S.M , maçon domicilié au secteur 24 de Bobo-Dioulasso, a été jugé le 7 juillet 2026 devant le tribunal correctionnel de Bobo-Dioulasso. Il est prévenu des faits de tentative de vol aggravé.
Les faits remontent dans la nuit du 25 au 26 mai 2026 . Il ressort que S.M a escaladé le mûr d’une ferme au secteur 32 de la ville pour tenter de commettre un acte de vol. Aperçu par le vigile des lieux, il n’a pas pu exécuter le vol. Ayant pris la poudre d’escampette, ce dernier a été pourchassé sans succès. Quelques temps après, il a été mis aux arrêts puis déferré devant le procureur du Faso. Selon les éléments d’enquêtes, dans sa fuite, S.M a laissé sur les lieux sa motocyclette de marque Sirius115, son sac à dos et une paire de chaussures.
À la barre, le prévenu a nié toute implication dans une affaire de tentative de vol aggravé à lui reproché.
« J’ ai quitté dans un maquis ce jour-là aux environs de 1 heure du matin.

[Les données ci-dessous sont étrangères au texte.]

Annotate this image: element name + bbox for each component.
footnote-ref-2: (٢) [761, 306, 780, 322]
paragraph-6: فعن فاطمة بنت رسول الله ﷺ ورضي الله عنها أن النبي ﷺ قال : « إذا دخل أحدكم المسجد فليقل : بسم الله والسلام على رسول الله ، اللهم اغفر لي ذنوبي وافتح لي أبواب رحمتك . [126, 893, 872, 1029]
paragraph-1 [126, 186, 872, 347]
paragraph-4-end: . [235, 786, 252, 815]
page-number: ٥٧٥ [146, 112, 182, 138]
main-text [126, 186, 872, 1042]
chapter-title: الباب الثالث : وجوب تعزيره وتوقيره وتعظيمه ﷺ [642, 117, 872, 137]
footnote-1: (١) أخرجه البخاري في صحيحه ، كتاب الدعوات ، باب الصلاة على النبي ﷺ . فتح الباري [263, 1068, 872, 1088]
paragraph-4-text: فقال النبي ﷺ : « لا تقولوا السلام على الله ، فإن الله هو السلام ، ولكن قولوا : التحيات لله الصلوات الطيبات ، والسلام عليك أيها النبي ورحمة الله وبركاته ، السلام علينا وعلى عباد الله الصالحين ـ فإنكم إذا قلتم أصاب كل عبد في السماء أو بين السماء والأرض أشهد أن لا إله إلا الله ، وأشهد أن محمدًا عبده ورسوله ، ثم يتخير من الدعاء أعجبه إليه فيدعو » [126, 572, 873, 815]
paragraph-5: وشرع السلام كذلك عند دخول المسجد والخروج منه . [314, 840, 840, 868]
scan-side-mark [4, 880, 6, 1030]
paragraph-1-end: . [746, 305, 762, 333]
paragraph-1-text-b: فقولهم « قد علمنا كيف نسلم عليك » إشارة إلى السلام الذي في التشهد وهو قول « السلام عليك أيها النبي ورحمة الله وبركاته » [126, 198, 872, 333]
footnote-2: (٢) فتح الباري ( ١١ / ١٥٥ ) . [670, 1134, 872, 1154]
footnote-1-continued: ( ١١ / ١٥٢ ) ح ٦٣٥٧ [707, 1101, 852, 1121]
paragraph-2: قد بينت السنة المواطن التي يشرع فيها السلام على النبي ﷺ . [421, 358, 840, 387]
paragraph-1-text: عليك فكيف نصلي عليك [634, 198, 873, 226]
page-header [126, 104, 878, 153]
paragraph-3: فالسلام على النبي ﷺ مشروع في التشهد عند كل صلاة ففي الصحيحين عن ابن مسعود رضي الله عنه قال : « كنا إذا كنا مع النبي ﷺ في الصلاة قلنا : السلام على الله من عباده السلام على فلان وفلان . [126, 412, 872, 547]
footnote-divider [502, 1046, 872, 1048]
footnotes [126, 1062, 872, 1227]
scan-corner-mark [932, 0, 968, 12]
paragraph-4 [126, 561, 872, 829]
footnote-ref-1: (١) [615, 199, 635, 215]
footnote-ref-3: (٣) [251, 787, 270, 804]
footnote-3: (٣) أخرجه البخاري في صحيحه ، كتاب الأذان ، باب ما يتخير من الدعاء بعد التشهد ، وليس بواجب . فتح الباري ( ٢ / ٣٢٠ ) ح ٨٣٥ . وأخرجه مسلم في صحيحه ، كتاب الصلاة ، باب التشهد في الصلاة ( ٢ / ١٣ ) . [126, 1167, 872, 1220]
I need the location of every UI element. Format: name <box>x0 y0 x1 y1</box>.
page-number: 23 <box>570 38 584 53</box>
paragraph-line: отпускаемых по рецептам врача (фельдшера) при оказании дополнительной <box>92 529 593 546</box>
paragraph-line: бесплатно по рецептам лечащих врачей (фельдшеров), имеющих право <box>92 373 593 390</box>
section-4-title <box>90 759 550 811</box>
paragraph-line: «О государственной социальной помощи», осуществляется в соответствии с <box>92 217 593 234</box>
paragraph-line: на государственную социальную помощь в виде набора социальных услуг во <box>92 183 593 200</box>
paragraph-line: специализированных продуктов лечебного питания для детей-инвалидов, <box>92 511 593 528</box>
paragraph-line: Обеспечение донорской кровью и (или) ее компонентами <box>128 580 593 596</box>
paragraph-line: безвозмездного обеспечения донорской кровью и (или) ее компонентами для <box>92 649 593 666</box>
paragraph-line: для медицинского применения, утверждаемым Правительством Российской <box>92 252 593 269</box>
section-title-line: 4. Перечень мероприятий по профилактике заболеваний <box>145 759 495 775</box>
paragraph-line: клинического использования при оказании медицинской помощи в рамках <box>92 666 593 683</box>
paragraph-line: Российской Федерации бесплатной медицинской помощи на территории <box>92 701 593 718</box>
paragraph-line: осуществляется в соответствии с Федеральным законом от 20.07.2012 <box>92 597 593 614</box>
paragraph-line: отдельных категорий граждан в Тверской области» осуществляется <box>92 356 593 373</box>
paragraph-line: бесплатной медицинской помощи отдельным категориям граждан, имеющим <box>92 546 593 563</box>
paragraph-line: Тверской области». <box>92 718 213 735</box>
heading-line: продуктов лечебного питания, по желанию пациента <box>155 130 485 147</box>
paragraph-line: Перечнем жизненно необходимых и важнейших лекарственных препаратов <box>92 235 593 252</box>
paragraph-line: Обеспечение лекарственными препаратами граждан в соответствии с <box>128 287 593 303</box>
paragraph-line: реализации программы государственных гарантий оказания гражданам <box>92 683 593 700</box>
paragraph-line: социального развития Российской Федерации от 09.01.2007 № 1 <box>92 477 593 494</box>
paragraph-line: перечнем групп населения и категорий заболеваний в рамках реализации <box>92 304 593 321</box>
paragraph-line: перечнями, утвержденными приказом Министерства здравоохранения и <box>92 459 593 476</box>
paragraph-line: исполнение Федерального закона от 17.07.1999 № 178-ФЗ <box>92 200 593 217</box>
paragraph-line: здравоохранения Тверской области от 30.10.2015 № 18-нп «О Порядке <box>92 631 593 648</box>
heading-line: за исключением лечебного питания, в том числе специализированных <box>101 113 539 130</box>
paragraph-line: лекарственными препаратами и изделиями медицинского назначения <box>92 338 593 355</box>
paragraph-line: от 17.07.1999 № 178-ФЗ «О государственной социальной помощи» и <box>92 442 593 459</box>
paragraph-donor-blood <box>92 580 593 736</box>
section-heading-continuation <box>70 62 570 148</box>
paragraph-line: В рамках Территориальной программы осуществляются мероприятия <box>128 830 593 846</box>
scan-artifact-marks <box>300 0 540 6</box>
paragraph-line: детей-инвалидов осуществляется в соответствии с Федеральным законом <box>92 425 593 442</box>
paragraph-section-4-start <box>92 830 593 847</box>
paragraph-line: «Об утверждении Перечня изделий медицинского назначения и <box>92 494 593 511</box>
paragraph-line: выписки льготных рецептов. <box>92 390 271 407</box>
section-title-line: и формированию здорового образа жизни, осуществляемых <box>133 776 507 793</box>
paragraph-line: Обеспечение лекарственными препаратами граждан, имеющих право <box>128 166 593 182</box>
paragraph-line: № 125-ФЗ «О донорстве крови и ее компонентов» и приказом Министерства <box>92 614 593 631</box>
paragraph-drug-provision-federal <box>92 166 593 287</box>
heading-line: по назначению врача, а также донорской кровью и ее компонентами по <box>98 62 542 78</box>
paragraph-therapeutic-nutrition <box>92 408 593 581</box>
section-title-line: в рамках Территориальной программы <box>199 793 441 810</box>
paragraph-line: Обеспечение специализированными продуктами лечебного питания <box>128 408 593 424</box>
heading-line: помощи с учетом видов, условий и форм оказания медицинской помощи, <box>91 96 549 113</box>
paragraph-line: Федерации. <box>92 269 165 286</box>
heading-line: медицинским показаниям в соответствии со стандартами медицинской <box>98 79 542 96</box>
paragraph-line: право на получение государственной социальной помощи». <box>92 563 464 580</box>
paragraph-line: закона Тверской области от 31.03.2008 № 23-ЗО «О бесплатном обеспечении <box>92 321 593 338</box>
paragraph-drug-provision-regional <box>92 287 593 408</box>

De passage, quelqu’un est venu serrer mes cols, me demandant ce que j’avais fait. Ils se sont acharnés sur moi, m’ accusant de voleur.», a-t-il expliqué.
Le tribunal lui demande pourquoi lors de son arrestation, il a refusé de collaborer avec la police pour des perquisitions à son domicile.
« Ma femme venait d’accoucher. Si elle apprenait cette nouvelle, elle allait paniquer. C’est pourquoi ,je ne voulais pas que la Police vienne chez moi», répond le prévenu.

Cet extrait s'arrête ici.